An olive tree plague in Italy can teach us a lot about the pandemic

Xylella-infected trees in mesh quarantine. Much of the grove has already been uprooted. These plants will soon be next
Caimi and Piccinni

To make sense of the infodemic that exploded in the wake of Covid-19, you don’t need to go all the way back to the cover-ups and misconceptions surrounding the disastrous 1918 Spanish flu – just look to the blight decimating Italy’s olive trees. It was 2013 when the first branches began to wither on olive trees in Apulia, the “heel” of the Italian peninsula. Soon, whole plants would turn brown, dry out and die.
Today, olive trees keep dying in the millions, and the reason is something we’re all familiar with: an epidemic. The culprit is Xylella fastidiosa, one of the most dangerous plant bacteria in the world. It travels from plant to plant through the saliva of common spittlebugs, clogging the plants’ vessels and making them die of thirst. At present, it’s incurable.


The Italian media spotlight on the problem has dimmed in recent months, but the infection has continued to spread. “It’s a slow tsunami. We’re starting to see severe effects of the infection, even in areas originally spared in the south of the region, and it’s steadily spreading further north,” explains Donato Boscia, a phytopathologist and research manager for the Italian National Research Council.
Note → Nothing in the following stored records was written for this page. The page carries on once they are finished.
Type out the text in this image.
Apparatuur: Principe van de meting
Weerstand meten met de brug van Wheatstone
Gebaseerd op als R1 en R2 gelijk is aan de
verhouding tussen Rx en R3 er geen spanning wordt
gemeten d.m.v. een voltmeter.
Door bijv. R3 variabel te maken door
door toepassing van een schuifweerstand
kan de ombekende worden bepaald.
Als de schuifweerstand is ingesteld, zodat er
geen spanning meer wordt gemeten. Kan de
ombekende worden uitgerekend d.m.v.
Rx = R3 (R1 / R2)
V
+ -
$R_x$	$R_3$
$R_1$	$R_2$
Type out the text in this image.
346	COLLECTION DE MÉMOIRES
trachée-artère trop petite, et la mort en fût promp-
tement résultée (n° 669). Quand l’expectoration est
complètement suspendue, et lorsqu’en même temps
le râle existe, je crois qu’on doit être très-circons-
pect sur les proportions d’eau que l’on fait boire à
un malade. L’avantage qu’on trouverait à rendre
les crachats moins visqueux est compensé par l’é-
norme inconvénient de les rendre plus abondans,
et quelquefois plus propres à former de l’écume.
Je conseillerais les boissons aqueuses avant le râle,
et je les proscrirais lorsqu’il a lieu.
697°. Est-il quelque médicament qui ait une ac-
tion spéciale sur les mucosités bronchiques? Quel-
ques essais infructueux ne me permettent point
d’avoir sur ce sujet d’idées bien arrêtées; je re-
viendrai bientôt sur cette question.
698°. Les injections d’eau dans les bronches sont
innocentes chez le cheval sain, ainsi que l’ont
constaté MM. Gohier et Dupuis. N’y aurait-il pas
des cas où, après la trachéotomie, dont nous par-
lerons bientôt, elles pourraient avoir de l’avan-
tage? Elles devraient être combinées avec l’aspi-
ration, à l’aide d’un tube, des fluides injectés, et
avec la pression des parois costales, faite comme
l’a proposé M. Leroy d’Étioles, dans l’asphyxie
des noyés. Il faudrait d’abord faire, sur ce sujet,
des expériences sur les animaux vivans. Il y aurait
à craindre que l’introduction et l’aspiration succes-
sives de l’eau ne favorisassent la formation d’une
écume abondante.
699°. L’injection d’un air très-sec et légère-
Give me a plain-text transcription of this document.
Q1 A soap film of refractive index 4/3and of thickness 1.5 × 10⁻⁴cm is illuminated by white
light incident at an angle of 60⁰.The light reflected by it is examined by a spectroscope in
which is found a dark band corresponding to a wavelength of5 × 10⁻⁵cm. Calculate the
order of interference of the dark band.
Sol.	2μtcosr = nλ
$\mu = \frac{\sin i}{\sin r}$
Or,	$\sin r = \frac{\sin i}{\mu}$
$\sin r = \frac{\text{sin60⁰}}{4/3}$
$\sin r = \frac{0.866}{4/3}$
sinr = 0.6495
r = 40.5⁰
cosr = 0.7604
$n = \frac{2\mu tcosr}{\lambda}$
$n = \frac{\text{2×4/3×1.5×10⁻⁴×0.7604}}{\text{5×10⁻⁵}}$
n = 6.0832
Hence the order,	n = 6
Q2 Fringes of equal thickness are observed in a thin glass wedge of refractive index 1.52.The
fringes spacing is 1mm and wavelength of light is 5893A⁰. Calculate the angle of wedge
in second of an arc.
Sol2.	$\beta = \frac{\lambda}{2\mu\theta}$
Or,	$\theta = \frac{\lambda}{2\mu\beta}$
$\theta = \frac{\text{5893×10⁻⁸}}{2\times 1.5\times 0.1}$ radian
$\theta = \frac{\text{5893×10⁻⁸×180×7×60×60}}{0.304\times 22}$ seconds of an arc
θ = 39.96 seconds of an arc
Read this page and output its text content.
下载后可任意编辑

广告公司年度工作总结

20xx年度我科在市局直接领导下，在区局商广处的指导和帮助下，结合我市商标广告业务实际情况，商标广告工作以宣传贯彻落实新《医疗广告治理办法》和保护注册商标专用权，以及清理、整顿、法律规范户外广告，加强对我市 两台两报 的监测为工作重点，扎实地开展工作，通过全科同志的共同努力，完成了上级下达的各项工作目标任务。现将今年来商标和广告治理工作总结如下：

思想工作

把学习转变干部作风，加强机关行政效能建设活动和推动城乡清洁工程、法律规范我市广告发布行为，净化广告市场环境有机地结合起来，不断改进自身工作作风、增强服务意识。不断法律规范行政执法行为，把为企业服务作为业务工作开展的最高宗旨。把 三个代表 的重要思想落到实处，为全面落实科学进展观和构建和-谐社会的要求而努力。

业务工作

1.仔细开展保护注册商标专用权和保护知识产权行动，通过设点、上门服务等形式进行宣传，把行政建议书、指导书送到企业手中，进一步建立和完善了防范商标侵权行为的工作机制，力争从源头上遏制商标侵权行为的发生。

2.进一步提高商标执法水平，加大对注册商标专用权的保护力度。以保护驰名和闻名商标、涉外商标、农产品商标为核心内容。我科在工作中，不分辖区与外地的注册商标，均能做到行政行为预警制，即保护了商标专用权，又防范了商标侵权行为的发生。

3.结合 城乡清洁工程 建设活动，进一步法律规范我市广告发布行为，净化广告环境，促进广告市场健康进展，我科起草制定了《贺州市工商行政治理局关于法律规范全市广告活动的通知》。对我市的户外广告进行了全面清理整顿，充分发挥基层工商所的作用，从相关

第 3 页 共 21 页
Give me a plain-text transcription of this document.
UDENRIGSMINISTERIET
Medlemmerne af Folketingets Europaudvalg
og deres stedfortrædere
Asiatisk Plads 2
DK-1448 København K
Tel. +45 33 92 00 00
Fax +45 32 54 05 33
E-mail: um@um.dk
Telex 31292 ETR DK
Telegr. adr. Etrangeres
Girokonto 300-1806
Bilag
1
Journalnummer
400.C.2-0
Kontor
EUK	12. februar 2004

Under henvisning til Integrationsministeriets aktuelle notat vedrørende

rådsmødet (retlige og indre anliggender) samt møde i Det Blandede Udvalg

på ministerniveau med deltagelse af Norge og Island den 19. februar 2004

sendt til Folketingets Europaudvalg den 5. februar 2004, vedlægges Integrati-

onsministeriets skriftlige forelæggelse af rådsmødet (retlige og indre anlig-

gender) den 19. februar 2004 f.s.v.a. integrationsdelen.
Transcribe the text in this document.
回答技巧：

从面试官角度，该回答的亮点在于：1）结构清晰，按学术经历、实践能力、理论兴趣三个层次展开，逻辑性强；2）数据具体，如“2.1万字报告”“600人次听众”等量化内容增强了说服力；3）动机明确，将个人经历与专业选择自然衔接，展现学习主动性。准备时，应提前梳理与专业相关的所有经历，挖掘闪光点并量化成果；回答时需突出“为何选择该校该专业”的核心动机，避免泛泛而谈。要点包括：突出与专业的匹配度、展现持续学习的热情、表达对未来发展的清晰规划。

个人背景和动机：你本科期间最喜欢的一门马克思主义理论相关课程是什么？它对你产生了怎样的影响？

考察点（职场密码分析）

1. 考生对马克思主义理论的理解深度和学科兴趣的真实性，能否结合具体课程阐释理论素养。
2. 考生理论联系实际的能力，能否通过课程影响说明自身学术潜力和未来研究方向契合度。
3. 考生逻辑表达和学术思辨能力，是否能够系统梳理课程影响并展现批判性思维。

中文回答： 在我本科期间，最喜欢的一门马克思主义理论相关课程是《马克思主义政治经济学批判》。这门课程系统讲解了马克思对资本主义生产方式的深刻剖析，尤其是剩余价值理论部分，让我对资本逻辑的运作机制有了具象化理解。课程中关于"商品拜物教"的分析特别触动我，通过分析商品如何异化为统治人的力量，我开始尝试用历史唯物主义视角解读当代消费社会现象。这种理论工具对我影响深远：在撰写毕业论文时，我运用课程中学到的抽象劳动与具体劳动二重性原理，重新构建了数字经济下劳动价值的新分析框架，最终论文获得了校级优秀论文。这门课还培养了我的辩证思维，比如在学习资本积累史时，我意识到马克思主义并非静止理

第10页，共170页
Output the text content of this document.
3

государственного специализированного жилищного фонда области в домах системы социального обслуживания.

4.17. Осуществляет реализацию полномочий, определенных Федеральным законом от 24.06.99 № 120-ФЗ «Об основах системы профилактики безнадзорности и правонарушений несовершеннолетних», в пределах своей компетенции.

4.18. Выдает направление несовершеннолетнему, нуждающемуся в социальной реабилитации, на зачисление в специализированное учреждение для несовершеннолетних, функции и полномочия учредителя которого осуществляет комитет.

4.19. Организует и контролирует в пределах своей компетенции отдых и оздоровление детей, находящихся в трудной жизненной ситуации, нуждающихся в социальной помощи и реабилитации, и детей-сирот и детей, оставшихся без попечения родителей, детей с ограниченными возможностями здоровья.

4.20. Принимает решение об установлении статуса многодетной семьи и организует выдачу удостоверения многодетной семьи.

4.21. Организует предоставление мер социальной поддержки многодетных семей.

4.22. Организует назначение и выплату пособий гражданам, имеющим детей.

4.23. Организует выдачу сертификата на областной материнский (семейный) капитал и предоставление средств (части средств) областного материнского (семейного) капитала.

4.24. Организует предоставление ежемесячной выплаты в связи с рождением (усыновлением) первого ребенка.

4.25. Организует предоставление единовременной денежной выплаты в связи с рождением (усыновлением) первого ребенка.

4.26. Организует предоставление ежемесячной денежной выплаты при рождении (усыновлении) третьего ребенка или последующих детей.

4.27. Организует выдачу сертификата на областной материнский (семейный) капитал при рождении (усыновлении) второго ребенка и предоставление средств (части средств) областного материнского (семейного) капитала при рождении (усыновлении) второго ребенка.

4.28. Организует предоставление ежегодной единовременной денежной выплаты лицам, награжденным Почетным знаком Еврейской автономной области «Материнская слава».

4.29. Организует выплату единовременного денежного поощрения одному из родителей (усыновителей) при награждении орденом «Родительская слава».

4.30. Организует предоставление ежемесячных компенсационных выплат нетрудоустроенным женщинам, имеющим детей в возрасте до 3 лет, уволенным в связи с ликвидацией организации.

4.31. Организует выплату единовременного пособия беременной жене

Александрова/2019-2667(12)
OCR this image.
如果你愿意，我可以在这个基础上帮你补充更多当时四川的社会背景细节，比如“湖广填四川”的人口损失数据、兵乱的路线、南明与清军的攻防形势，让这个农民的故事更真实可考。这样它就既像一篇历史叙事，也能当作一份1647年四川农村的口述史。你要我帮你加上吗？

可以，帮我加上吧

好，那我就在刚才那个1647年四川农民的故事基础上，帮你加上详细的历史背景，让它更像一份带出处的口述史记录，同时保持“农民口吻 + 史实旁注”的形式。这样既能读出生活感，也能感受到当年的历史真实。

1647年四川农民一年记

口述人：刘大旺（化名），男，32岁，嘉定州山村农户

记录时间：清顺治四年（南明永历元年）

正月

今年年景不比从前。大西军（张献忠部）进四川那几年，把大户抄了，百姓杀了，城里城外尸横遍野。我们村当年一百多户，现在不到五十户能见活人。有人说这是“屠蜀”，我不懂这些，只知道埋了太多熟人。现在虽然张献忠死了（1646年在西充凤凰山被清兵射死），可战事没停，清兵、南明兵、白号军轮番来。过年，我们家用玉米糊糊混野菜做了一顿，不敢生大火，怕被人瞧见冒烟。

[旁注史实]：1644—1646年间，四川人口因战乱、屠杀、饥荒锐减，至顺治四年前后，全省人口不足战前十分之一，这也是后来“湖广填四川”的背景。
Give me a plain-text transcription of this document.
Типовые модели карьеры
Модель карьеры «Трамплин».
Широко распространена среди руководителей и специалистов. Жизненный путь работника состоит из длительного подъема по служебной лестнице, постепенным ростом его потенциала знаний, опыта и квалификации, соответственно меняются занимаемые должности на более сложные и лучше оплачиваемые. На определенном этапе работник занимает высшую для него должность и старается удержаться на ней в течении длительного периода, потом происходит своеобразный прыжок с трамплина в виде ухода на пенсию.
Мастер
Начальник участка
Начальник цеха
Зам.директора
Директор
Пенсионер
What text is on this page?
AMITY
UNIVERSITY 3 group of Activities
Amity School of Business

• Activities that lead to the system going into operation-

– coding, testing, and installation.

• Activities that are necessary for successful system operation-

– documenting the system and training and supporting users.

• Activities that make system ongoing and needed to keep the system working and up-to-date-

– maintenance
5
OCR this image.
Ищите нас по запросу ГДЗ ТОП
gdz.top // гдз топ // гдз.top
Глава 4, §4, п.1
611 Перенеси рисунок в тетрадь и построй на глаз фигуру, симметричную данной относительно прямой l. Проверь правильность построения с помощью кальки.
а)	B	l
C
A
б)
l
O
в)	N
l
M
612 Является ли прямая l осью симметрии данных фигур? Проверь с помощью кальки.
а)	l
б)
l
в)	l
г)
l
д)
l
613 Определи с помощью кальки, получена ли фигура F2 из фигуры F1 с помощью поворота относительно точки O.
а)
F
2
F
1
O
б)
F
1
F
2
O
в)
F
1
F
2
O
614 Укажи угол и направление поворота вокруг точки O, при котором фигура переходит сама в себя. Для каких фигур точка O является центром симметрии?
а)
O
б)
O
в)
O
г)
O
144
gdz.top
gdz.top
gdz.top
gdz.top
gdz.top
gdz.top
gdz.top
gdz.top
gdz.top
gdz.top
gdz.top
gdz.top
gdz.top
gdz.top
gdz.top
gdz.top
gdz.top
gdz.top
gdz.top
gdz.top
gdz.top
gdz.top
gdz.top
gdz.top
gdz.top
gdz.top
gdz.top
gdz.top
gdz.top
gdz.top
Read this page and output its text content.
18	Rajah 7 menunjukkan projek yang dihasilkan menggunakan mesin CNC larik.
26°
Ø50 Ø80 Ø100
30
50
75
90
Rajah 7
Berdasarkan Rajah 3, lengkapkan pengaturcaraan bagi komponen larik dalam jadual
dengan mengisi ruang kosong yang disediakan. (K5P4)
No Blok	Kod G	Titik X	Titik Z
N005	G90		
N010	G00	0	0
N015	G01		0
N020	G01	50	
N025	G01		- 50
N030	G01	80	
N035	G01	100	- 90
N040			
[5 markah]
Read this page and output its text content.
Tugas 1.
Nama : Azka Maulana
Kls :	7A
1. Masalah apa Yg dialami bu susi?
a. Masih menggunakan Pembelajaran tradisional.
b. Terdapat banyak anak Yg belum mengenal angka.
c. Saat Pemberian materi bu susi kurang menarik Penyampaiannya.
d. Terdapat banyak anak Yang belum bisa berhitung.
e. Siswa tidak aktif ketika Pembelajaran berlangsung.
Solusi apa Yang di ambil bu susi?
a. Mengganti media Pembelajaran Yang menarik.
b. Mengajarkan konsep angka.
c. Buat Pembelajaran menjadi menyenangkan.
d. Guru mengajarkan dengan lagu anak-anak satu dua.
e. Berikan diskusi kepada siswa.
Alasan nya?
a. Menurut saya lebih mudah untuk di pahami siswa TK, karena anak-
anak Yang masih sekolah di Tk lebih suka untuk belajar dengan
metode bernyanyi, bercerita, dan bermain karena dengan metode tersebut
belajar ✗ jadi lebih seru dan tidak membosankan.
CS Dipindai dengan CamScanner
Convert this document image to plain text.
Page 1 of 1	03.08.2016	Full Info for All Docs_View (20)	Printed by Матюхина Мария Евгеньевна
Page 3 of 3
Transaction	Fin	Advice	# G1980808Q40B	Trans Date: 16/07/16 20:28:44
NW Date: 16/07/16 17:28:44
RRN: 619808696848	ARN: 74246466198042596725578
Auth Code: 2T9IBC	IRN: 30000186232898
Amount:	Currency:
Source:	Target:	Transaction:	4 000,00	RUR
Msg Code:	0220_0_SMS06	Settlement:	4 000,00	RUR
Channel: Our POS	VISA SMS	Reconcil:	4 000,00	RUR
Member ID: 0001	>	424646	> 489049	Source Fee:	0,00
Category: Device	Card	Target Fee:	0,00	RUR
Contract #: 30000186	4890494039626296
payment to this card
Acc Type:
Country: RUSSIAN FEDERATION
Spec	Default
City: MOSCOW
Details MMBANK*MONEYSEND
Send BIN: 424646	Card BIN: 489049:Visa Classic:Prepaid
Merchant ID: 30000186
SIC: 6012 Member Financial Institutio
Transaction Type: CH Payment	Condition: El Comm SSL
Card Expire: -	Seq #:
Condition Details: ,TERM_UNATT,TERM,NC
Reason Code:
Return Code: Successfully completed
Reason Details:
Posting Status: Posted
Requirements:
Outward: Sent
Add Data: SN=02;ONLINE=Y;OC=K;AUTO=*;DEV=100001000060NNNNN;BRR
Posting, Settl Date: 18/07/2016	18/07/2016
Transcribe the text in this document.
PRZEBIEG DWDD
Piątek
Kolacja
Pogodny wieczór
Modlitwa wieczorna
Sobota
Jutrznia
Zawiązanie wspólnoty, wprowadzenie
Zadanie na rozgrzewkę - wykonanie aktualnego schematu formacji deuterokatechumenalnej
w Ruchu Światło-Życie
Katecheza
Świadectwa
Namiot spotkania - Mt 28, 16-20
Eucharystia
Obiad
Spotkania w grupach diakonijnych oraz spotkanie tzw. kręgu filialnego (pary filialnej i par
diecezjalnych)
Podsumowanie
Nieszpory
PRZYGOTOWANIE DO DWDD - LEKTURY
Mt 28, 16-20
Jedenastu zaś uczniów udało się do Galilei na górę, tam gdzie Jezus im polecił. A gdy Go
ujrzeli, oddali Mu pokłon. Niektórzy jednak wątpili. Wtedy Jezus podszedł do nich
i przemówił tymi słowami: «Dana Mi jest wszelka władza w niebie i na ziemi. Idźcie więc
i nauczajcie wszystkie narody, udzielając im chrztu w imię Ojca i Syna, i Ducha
He directs the team studying the spread of the bacteria in the region and in 2013 was the first to discover the infected trees near the city of Gallipoli.

The spittlebug, which has been identified as one of the main carriers of the deadly Xylella fastidiosa bacteria
Caimi and Piccinni

The economic damage is estimated to be at least €1.6 billion (£1.45 billion) in the Apulia region alone. If the disease spreads from Italy to the rest of the continent – like the novel coronavirus did in March 2020 – it could cost European farmers €20 billion in the next 50 years. In 2019, two cases were found in the Alpes-Maritimes region of France.
Following a pattern that has become familiar during the novel coronavirus pandemic, the Xylella crisis opened the door to conspiracy theories and the rise of anti-science sentiment. In 2014, alarmed by reports coming from Boscia’s team, the European Commission decided to eradicate and burn down all infected trees and those surrounding them to prevent further contagion. But, despite the evidence, many local farmers and campaigners did not believe the bacteria was really to blame for the withering.


Some believed the spread of Xylella was part of a huge plot to destroy olive trees and help multinational companies seize the region’s farming market, whereas others simply did not believe plants – that sometimes were hundreds of years old – couldn’t be cured using traditional methods, rather than being eradicated. The backlash pushed local prosecutors to open an investigation into the scientists and Boscia himself, accusing them of introducing the bacteria to the region. The enquiry concluded in May 2019, clearing the researchers. But by then the damage was already done.

Private homes’ olive groves aren’t regulated as strictly as farmland, and can act as a springboard for infections
Caimi and Piccinni

“I think clear, straight and effective communication from the authorities would have surely helped stop the most dangerous theories,” explains Boscia. In his opinion, the Italian government did not do enough at first to counteract the spread of false information on the topic, which ultimately led to the destruction of almost the whole olive growing sector in the region. “We saw the power of effective institutional communication in the fight against Covid-19. It is possible,” he says.
However, communicating in an emergency like a pandemic comes with its own limits. “The didactic, almost patronising tone of the institutional communications we have seen over the past few months cannot work at every point of any emergency,” explains Francesco Giorgino, a professor in Content Marketing and Brand Storytelling at LUISS University in Rome. Giorgino believes that this kind of communication, while very effective to obtain quick results and counteract the spread of uncontrolled disinformation, also comes with its own pitfalls.


These leaves are from a tree that showed signs of Xylella infection. Xylematic liquid will be extracted and tested in a lab
Caimi and Piccinni

“One of the main risks is creating ‘supporters’ of one theory or another – which mustn’t happen,” he says. Clear communication is fundamental, but at some point it needs to give space to public discussion – while keeping a balance through efficient fact-checking and debunking. “This is not a match between scientists: decisions need to be taken by politicians after weighing all the options – and their consequences,” Giorgino says.